Man! I hate to hear that  , The only thing i can suggest is to Make circles at the last place you saw him.I lost a doe last sat after i decided to let her walk and then changed my mind should have let her walk.


----------



## chad smith (Nov 5, 2010)

well a dog can smell where the buck was standing, and follow that, also a dog can pick up the slightest gut particle and the smallest speck of blood, i would call a trailing dog guy and just tell him my situaton, at least he would charge a gas fee, that would be a good chance to get his dog out to run, hope this helps some and good luck.. thank about a beagle hunting rabbits, he is going by scent,


----------



## Nicodemus (Nov 5, 2010)

Did you mark in your mind where you last saw him?


----------



## Trubey705 (Nov 5, 2010)

Yes I remember where I last saw him...and a gas fee I wish these guys I have called and explained my situation charge three gas fees just to look its pretty bad...you would think they want to help not rob me blind


----------



## watermedic (Nov 5, 2010)

You have to take in to account that they are taking time away from their families also. I charge $50 to show up and $50 when I find the deer. On average, I am gone 3 hours when I go to track a deer. Do the math.
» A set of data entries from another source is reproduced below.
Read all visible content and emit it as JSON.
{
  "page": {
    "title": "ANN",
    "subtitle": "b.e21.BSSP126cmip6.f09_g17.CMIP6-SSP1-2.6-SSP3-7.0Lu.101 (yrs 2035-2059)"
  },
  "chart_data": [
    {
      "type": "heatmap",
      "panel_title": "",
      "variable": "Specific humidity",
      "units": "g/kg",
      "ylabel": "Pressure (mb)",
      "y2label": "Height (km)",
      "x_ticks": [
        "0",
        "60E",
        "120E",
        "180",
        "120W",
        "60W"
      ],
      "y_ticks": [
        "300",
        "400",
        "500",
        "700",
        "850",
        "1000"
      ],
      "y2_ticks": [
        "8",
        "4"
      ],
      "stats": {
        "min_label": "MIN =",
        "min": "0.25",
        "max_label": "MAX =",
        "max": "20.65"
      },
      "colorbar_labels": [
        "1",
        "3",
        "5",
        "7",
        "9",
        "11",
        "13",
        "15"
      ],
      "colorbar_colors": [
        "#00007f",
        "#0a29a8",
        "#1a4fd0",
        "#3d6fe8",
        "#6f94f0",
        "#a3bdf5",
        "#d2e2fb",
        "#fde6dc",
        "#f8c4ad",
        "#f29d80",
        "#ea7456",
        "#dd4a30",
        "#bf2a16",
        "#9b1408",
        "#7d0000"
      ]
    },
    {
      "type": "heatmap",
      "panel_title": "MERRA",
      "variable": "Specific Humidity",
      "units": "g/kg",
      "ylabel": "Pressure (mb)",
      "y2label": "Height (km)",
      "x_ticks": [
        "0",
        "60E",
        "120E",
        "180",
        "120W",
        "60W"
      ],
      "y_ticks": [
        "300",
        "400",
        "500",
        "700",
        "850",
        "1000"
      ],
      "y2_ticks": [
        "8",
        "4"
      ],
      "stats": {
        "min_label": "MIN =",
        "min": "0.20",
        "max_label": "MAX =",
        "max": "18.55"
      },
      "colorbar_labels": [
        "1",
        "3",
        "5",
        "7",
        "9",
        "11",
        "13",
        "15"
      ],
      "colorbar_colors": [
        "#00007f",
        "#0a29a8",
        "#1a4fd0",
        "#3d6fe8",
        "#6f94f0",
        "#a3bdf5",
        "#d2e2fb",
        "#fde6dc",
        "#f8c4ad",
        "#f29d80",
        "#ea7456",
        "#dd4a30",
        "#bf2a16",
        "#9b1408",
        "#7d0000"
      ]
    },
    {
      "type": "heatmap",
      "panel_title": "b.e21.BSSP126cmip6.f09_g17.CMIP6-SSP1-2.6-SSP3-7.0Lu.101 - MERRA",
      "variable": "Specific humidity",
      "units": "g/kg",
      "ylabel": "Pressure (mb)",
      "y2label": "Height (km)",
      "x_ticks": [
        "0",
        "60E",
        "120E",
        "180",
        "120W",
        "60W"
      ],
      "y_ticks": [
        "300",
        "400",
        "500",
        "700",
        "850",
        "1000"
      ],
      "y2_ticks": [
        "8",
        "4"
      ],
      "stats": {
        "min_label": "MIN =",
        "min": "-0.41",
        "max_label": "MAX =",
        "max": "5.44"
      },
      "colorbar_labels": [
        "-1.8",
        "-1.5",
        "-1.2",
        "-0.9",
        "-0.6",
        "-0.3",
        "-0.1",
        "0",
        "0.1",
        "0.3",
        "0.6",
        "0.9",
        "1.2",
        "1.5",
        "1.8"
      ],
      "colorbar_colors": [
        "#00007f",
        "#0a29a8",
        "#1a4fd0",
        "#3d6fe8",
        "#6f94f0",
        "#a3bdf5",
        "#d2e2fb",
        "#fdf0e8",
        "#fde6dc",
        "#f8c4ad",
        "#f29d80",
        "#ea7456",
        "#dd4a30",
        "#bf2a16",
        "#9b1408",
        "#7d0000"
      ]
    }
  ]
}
I ain't making a killin


----------



## Trubey705 (Nov 5, 2010)

id gladly pay 50 dollars...when we are talking 100 dollars just to show up and 150 just to show up ...eh thats steep im sorry im no tracker myself but its steep...especially when i get reminded multiple times in the conversation that i will owe the money before the dog gets out the truck wow...needless to say the one in my area that charged an extremely low price is hunting out of state for a week...my luck


----------



## boothy (Nov 5, 2010)

Sounds like a gut shot.  Did back out when you shot him last night or did you try tracking him?


----------



## Trubey705 (Nov 5, 2010)

yes i tried last night ...stopped about an hour into it not wanting to jump him...went back this morning and nothing as well..no blood at all....i really think i hit him at a steep angle


----------



## boothy (Nov 5, 2010)

If you looked for an hour last night I am sure you jumped him and pushed him.  The chances of finding him now are very slim.  Normally a gut shot deer will not go to far before they lay down.


----------



## Trubey705 (Nov 5, 2010)

thats always great to hear ...my shot was higher up than gut i feel like i only got one lung more so than gut


----------



## 100hunter (Nov 5, 2010)

Did you see the arrow stuck in the Deer?  If you gut shot him at that steep of an angle the arrow would have passed through.  The lower your shot the quicker you will see blood.  When I track I do a semi circle about 120 yds out.  If no blood you probally missed or your broadhead didn't open.  As a general rule keep looking for at least three days.  Good luck.


----------



## OneScrewLoose (Nov 7, 2010)

Sounds like a grid search is in order. Maybe you got high enough to hit either the major vein or the artery that runs under the spine, and if you hit that high and got one of those, he may not be far, but if you have no exit, he won't bleed to the outside. Shot one high a couple of weeks ago. Got an exit, but still not a blood trail. Body cavity was absolutely full of blood!!


----------